未来のビジョンに関しては、自由統一アカデミーを今後韓国版「ヘリテージ財団」や日本の「松下政経塾」のような保守シンクタンクのモデルに発展させていくとした。「ヘリテージ財団」は米国の保守的な外交安保政策世論に影響を及ぼすという点、「松下政経塾」は多数の政治家を輩出しているという点を強調した。
エステルはこの企画案を国情院側に渡した後、数日を経て年間予算を9億ウォンから3億ウォンに減らした企画案に作り直し、国情院側に送った。誰かの指示で予算を減らしたものとみられる。
国情院がこの企画案にどう反応したかは確認されていないが、この事業は自由統一アカデミーから「青年ビジョン統一韓国アカデミー」に名前を変えて実施されたとみられる。統一韓国アカデミーは、2014年2月の第1期を皮切りに2017年8月まで計9期の教育生を送り出した。国情院の報告後、事業規模がかなり縮小されて再調整された点が目につく。当初国情院に報告されていた事業方向とは異なり、その後行われた統一韓国アカデミーはインターネット世論と関連した授業にカリキュラムを集中させた。エステルは若者を募集して「インターネット宣教」「韓国社会とメディア」「インターネットニュースとポータル」「SNSの戦略的活用」「インターネット使役の実際事例報告」などの授業を進めた。これに対してエステルの元活動家だったA氏は「若者を引き入れて右派の下部を組織し、世論戦を繰り広げる事業がエステルの強みだった」と話した。

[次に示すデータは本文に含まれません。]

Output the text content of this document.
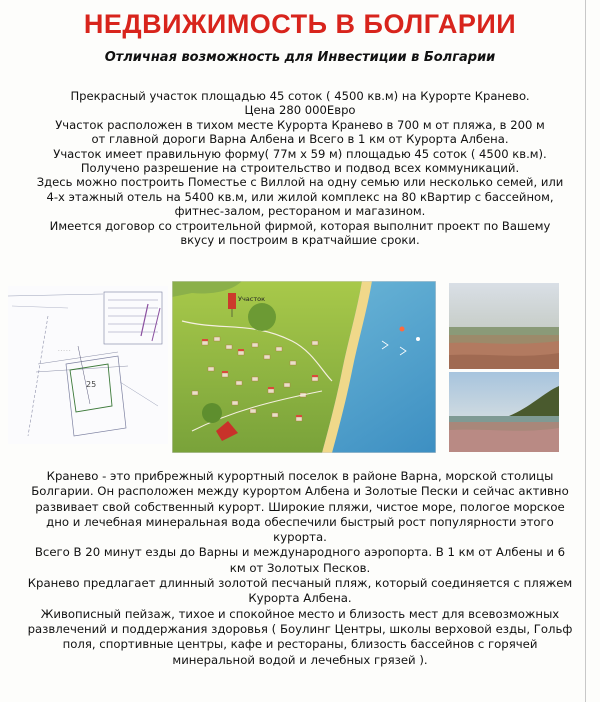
НЕДВИЖИМОСТЬ В БОЛГАРИИ
Отличная возможность для Инвестиции в Болгарии

Прекрасный участок площадью 45 соток ( 4500 кв.м) на Курорте Краневo.

Цена 280 000Евро

Участок расположен в тихом месте Курорта Кранево в 700 м от пляжа, в 200 м

от главной дороги Варна Албена и Всего в 1 км от Курорта Албена.

Участок имеет правильную форму( 77м х 59 м) площадью 45 соток ( 4500 кв.м).

Получено разрешение на строительство и подвод всех коммуникаций.

Здесь можно построить Поместье с Виллой на одну семью или несколько семей, или

4-х этажный отель на 5400 кв.м, или жилой комплекс на 80 кВартир с бассейном,

фитнес-залом, рестораном и магазином.

Имеется договор со строительной фирмой, которая выполнит проект по Вашему

вкусу и построим в кратчайшие сроки.

25
- - - - -
Участок

Кранево - это прибрежный курортный поселок в районе Варна, морской столицы

Болгарии. Он расположен между курортом Албена и Золотые Пески и сейчас активно

развивает свой собственный курорт. Широкие пляжи, чистое море, пологое морское

дно и лечебная минеральная вода обеспечили быстрый рост популярности этого

курорта.

Всего В 20 минут езды до Варны и международного аэропорта. В 1 км от Албены и 6

км от Золотых Песков.

Кранево предлагает длинный золотой песчаный пляж, который соединяется с пляжем

Курорта Албена.

Живописный пейзаж, тихое и спокойное место и близость мест для всевозможных

развлечений и поддержания здоровья ( Боулинг Центры, школы верховой езды, Гольф

поля, спортивные центры, кафе и рестораны, близость бассейнов с горячей

минеральной водой и лечебных грязей ).
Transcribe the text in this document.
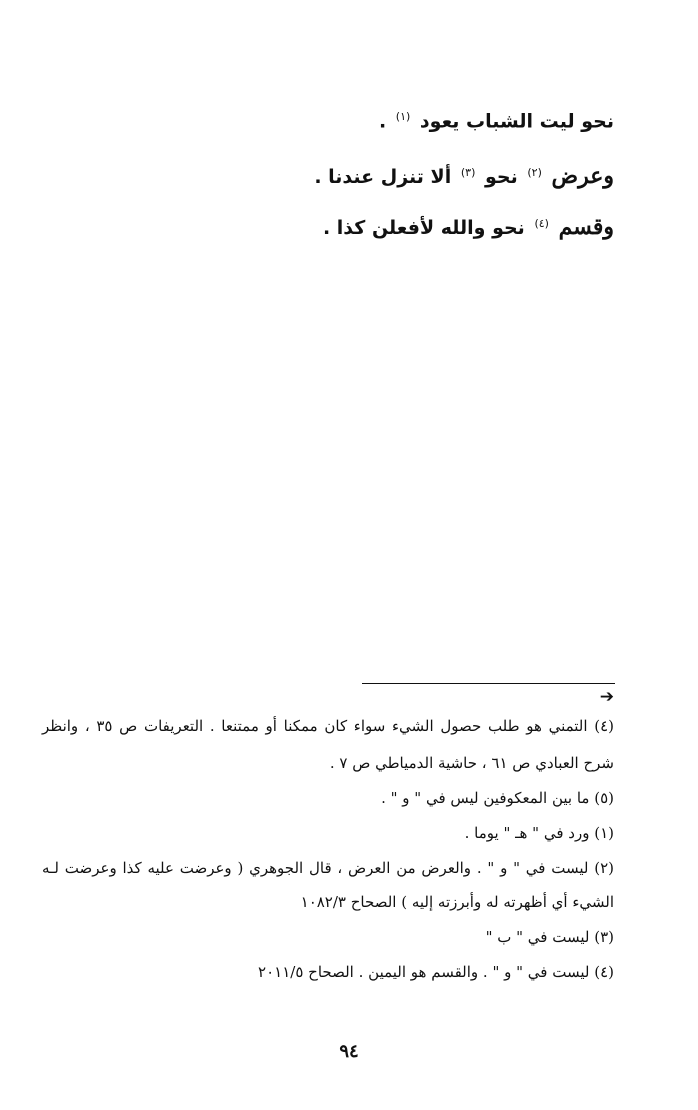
نحو ليت الشباب يعود $^{(١)}$ .
وعرض $^{(٢)}$ نحو $^{(٣)}$ ألا تنزل عندنا .
وقسم $^{(٤)}$ نحو والله لأفعلن كذا .
➔
(٤) التمني هو طلب حصول الشيء سواء كان ممكنا أو ممتنعا . التعريفات ص ٣٥ ، وانظر
شرح العبادي ص ٦١ ، حاشية الدمياطي ص ٧ .
(٥) ما بين المعكوفين ليس في " و " .
(١) ورد في " هـ " يوما .
(٢) ليست في " و " . والعرض من العرض ، قال الجوهري ( وعرضت عليه كذا وعرضت لـه
الشيء أي أظهرته له وأبرزته إليه ) الصحاح ١٠٨٢/٣
(٣) ليست في " ب "
(٤) ليست في " و " . والقسم هو اليمين . الصحاح ٢٠١١/٥
٩٤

数十億ウォンの予算がかかる企画案を作って伝える程度なら、エステルと国情院幹部の間に普段から一定の信頼関係が存在した可能性がある。イ教授とエステルの中心事業を議論したH牧師は、ハンギョレとの通話で「(イ教授と国情院幹部L氏の)二人を私が紹介した。お互い親しいと聞いている」とし、「私がキリスト教側の支援窓口はイ代表でなければならないと会社(国情院)に話した」と伝えた。茶山(タサン)人権センターのパク・ジン常任活動家は「国情院に事業提案をしたという事実より、そのようなことができたという点に注目しなければならない」とし、「事業提案以前から密接な関係をつくっていなければ不可能な方式の仕事の処理」だと指摘した。パク活動家は「仰々しく国情院の積弊清算がなされたが、依然として多くの部分は触れられてもいないようだ。特に李明博(イ・ミョンバク)政府時代の国情院問題は多くが明らかになったが、朴槿恵政府の国情院が何をしたかはほとんどわかっていないため、検察捜査で究明しなければならない」と話した。
イ・ヨンヒ代表は「国情院の職員と挨拶したりすることはありうるが、国情院の職員とはもうかなり久しく会っていない」とし、「(国情院と)つなげようとしないでほしい。国情院の支援を受けたことはない」と話した。国情院職員のL氏は数回取材の事実を伝え、通話を要求したが、連絡が取れなかった。大統領府関係者は「企画調整室長がちょうど変わり国情院組織が変わっているときなので、具体的な確認は困難だ」と答えた。